Por James Cohen, no Le Monde Diplomatique

Os porto-riquenhos escolheram transformar sua ilha no 51º estado da União Federal norte-americana? Para Luis Fortuño, governador em exercício e dirigente do Partido Nuevo Progresista (PNP) no momento do referendo do dia 6 de novembro de 2012, a resposta não deixa dúvidas: os 61% da população que votaram a favor da incorporação de Porto Rico aos Estados Unidos, explica ele, demonstraram uma “clara recusa de que Porto Rico continue nessa situação territorial em que está atualmente”.1

O resultado do referendo, contudo, é menos evidente do que parece. A primeira pergunta relacionava-se à manutenção do estatuto atual de Porto Rico. Dos 1.798.987 votantes, 53,97% responderam negativamente: é a primeira vez, desde seu nascimento, em 1952, que esse Estado Livre Associado (ELA) aos Estados Unidos é submetido a tal questionamento. Sem dúvida mais ambígua, a segunda pergunta oferecia aos porto-riquenhos três possibilidades de escolha: a incorporação aos Estados Unidos (ou estadidad), a independência nacional e uma forma de Estado associado descrita como “soberana”. A opção atual — manter-se como ELA —  não estava presente. Muitos partidários da situação atual protestaram votando em branco, deixando de fora da conta 498 mil cédulas. Se fossem incluídos nos cálculos, esses votos representariam 26,5% do total, de modo que a porcentagem dos que são a favor da incorporação diminuiria de 61% para 44%: menos que os 46% registrados nos referendos de 1993 e 1998.2 A opção “Estado associado soberano” teve 24,2% de eleitores favoráveis, enquanto a opção “independência” arrecadou apenas 3,98% dos votos.

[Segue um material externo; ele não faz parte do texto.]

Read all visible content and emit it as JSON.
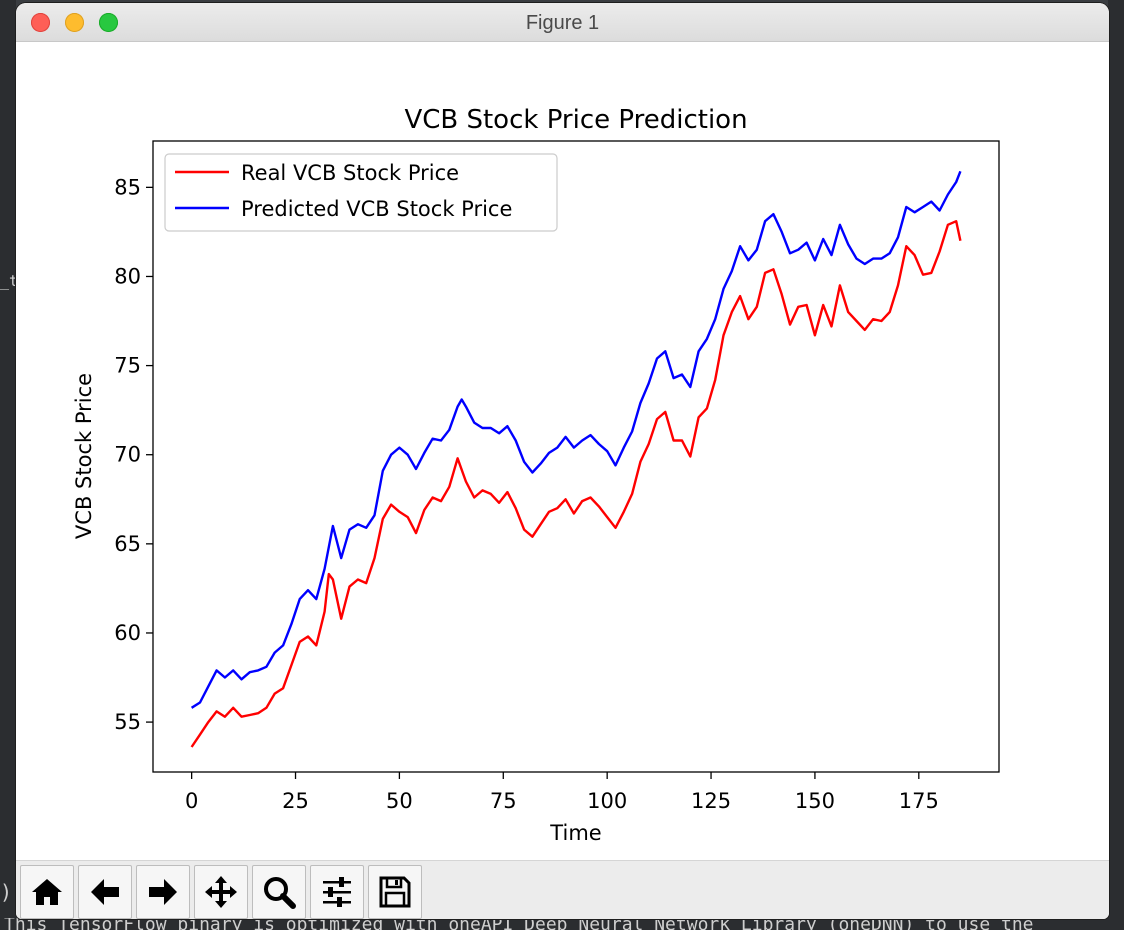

Apesar da modesta porcentagem de votos que alcançaram, os independentistas comemoraram a rejeição do ELA, porque a interpretam como o início de um processo de “descolonização”, 115 anos após a conquista da ilha pelos Estados Unidos. Para Fernando Martín García, jurista e dirigente histórico do Partido Independentista Porto-Riquenho (PIP) e um dos formuladores do referendo, o “não” à primeira pergunta é uma excelente novidade, ao passo que a incorporação não representa nenhum perigo real: o Congresso dos Estados Unidos, que deverá se pronunciar nos próximos meses, teria todas as oportunidades para recusá-la. De fato, os parlamentares, notadamente os mais à direita, não mostram nenhum entusiasmo em acolher um Estado pobre (45% de seus habitantes vivem abaixo da linha da pobreza) e hispanófono, que provavelmente seria representado no Congresso pelos democratas.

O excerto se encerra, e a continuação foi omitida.